The author, I felt, does not give an outright answer to this and perhaps there is no real answer that can be taken out of books and discussions among the clergy.

In other cases, as we shall see, the answer was for lack of finances, but in this case there may have been another reason. The building of the church, on a design by Lorenzo Gafa, began in September 1697. But a few years earlier, on 11 January 1693, Malta was hit by a strong earthquake which affected the Mdina Cathedral which had just begun to be rebuilt and which did away with the Gozo Matrice such as existed before.

Could it be that the Church authorities in Gozo were somewhat apprehensive at building a church with a dome on such a high hill where wind, rain and the possible unsteady ground could affect the new church?

To cover up the vast hole that stood instead of a dome, the authorities, maybe following up on a suggestion by Brother Pozzo, (see later) who chose to put a trompe l'oeil, that makes a viewer think he is looking up at a dome.

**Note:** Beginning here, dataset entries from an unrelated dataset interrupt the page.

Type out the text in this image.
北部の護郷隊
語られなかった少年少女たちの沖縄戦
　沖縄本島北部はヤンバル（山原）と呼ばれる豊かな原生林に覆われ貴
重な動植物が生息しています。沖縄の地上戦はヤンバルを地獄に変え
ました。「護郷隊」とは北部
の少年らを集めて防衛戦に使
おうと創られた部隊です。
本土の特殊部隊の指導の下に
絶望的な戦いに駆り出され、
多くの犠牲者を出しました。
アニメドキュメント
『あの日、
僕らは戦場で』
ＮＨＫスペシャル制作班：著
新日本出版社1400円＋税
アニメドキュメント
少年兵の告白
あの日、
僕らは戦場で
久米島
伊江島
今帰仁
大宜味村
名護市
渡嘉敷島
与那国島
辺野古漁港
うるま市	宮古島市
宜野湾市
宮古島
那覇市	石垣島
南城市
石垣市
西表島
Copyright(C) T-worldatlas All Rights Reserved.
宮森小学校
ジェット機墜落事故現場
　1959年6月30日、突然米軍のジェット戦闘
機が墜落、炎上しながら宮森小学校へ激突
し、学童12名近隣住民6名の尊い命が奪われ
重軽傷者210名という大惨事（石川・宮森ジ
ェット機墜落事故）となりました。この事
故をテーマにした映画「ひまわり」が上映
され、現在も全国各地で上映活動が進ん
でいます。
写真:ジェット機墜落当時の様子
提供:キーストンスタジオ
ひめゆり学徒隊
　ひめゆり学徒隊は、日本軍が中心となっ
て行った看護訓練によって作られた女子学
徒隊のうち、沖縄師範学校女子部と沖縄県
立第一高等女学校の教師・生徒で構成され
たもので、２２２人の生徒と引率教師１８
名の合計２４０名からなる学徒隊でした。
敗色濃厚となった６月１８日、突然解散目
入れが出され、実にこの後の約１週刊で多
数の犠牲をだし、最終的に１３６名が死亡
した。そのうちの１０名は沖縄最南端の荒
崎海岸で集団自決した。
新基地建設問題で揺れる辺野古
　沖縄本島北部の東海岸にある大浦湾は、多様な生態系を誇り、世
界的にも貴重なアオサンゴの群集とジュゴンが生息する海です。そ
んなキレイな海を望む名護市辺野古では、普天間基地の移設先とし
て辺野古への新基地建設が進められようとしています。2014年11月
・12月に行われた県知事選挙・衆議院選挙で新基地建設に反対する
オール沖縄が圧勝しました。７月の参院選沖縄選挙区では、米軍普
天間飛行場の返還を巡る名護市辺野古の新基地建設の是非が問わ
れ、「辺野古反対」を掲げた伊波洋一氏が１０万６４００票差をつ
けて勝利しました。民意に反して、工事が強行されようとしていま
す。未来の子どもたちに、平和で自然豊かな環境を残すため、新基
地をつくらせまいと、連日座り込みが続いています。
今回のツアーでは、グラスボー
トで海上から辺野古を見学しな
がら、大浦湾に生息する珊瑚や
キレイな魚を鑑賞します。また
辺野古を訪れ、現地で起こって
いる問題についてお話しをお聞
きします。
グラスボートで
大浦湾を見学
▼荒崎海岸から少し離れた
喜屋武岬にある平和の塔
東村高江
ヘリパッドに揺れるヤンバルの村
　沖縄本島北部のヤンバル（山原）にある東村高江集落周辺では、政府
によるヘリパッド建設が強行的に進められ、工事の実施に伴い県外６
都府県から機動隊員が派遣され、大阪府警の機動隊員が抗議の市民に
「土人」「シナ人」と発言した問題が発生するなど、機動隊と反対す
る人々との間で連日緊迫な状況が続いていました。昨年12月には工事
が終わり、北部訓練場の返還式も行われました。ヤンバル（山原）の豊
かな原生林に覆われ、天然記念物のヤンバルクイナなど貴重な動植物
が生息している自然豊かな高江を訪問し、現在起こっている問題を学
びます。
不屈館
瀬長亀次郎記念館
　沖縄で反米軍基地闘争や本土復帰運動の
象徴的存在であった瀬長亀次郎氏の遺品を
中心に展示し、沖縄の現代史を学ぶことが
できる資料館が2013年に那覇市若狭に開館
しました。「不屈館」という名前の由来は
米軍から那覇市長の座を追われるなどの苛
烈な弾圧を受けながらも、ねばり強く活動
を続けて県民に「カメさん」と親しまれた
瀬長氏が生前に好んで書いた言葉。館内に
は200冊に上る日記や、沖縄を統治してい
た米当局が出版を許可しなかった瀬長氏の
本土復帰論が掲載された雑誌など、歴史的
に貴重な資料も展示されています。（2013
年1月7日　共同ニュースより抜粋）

This was something quite common in those Baroque times. We in Malta have some splendid examples of trompe l'oeil in the Nasoni decorations in the corridors of the Presidential Palace in Valletta.

The author gives us some examples taken from churches around Europe.

At one point, I feel, he got somewhat mixed up and confuses the Jesuit church Il Gesu with the church of St Ignatius also in Rome. The trompe oeil is in the latter, not the former.

One reason for this mix-up may be in the name of Brother Andrea Pozzo who organiseda the paintings in the church of St Ignatius. Brother Pozzo may also have been the inspiration for the Gozo trompe l'oeil, which was painted by Antonino Manuele Pippi from Messina in 1739.

Other splendid examples of trompe l'oeil, the author tells us, can be found in the Jesuit church in Vienna and that in Modena while that in the cathedral of L'Aquila was destroyed by the earthquake of 2009.

Lastly, the gecko (or lizard) that can be seen on a window pane of the fake dome - the author explains the presence of geckos in contemporary art as a quirk, maybe even a playful reference to the surname Serpotta who may have been related to artist Pippi.